– Tu n’aurais pas dû te lever.
Glycerine se réveilla de nouveau allongée dans son lit. Kah veillait au-dessus d’elle. Ses yeux rieurs et verts laissaient couler leur lumière le long de sa joue creuse, à peine rose. L’adolescente tendit ses doigts et empoigna la chemise blanche du Réparateur, comme par réflexe.
Le tissu était doux. Kah s’inclina légèrement. Le bec courbe de son masque n’était plus qu’à quelques centimètres du nez de Glycerine. Elle se sentit nue et désarmée.
– Laissez-moi, chuchota-t-elle d’une voix éraillée.
Kah prit gentiment la main ferrée dans son vêtement, la délia délicatement, la reposa sur le matelas. Mais ne se redressa pas.
– Pauvre petite.
Glycerine grimaça de fureur et détourna les yeux.
– Arrêtez de vous foutre de moi !
L’homme eut un petit rire triste, recula. Glycerine se pencha violemment en avant, prit sa tête dans ses mains. je ne peux plus
il n’y a rien
sans avenir
je ne veux plus
– Pourquoi… pourquoi est-ce que vous m’avez fait ça ?
– Tu es née malade. Il n’y avait rien d’autre pour te sauver.
– Donc vous m’avez empoisonnée ?
Kah haussa les épaules.
– Quelle différence, poison, remède…?
– A quoi bon ? Je suis un… un…
Un sanglot sans larmes étrangla ses poumons. Elle cracha :
– Non je ne suis rien ! Je n’ai jamais demandé à… à être ! Là ! Et eux… Maintenant ils regrettent !
– Et toi ? Tu regrettes ?
Un petit sourire au coin des lèvres, il murmura :
– De vivre ? D’avoir vécu ? Cela te pèse ?
Il s’approcha d’un pas menaçant, lui empoigna le poignet.
– Tu veux mourir, maintenant ?
Glycerine trembla de tous ses membres. non
il ne faut pas
qui es-tu pour
tu n’es pas là
– Comment… Comment avez-vous réussi à… susurra l’adolescente en gémissant.
Kah se calma.
– Le Loup. Je ne sais pas quelle relation il entretient exactement avec lui. Mais le poison… remède… vient du Loup. C’est une chose bien curieuse qui coule dans tes veines à présent.

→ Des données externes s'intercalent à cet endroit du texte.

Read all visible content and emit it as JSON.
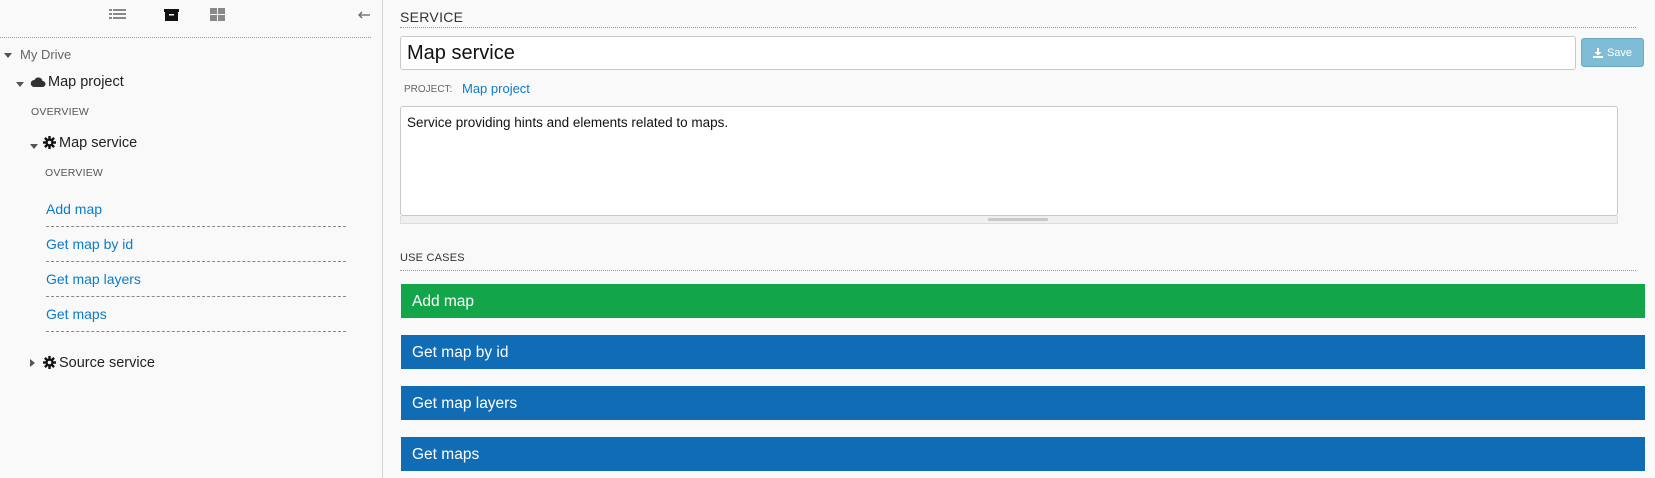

Bouffie d’amertume, Glycerine expira longuement. Le Réparateur pressa gentiment sa main chaude contre son front blême.
– Tu l’entends souvent ? il a soif
il ne peut rien
– Toujours…
Les yeux clairs de l’homme luirent d’avidité.
– Et que dit-il ?
L’adolescente ramena la couverture à elle. Elle soupira, s’ébouriffa les cheveux.
– Rien qui vous concerne…
– Evidemment. Mais que dit-il ?
– Je ne sais pas. Ce n’est pas lui qui parle c’est… c’est moi. Je crois. Je ne sais pas.
– Comment ? Je ne comprends pas.
– … Je ne comprends pas moi-même.
– Et comment te sens-tu ?
Elle toussa bruyamment.
– Je suis la seule ?
Kah la regarda sans comprendre. Les yeux emplis d’une tendresse morbide.
– A avoir reçu ce… traitement ?
– Que je sache, oui. L’expérience n’a pas été très concluante, nous ne l’avons pas réitérée.
Glycerine fit la moue.
– Désolé.
– Ah mais ce n’est pas… grave ! N’est-ce pas !
Elle réprima un rire tordu. Et poursuivit :
– Donc vous allez me laisser mourir ici ? Pourquoi pas un arbre dans le Jardin des Prisonniers ? Ou autre chose ?
– Je ne sais pas. Je réfléchis.
L’adolescente se renfrogna. Mais une question lui vint. Elle s’étendit, se répandit toute entière dans son esprit, jusqu’à devenir une obsession. Elle la sentit poindre au bout de sa langue, enflammer sa gorge et ses yeux. Son coeur battit plus vite, sa respiration devint plus coupante. Cependant l’âpreté de la déception quant à la réponse, d’avance, lui faisait mal.
– Et mes parents ?
Un long silence agonisa dans la chambre gentiment éclairée par une lumière froide et drue.
– Ma famille…?
Kah tourna les yeux vers elle. L’air navré. Elle eut un petit rire aigre.
– Ah. C’est rien. Laissez tomber. Vous réfléchissez ?
– Oui. Peut-être pourrais-tu être utile, après tout ?
– … Je ne veux pas être utile.
Le Réparateur éclata de rire.
– C’est bien là tout le problème !
Il leva les bras au ciel, secoua la tête.
– Ma pauvre petite.
Il partit vaquer à ses occupations, presque hilare.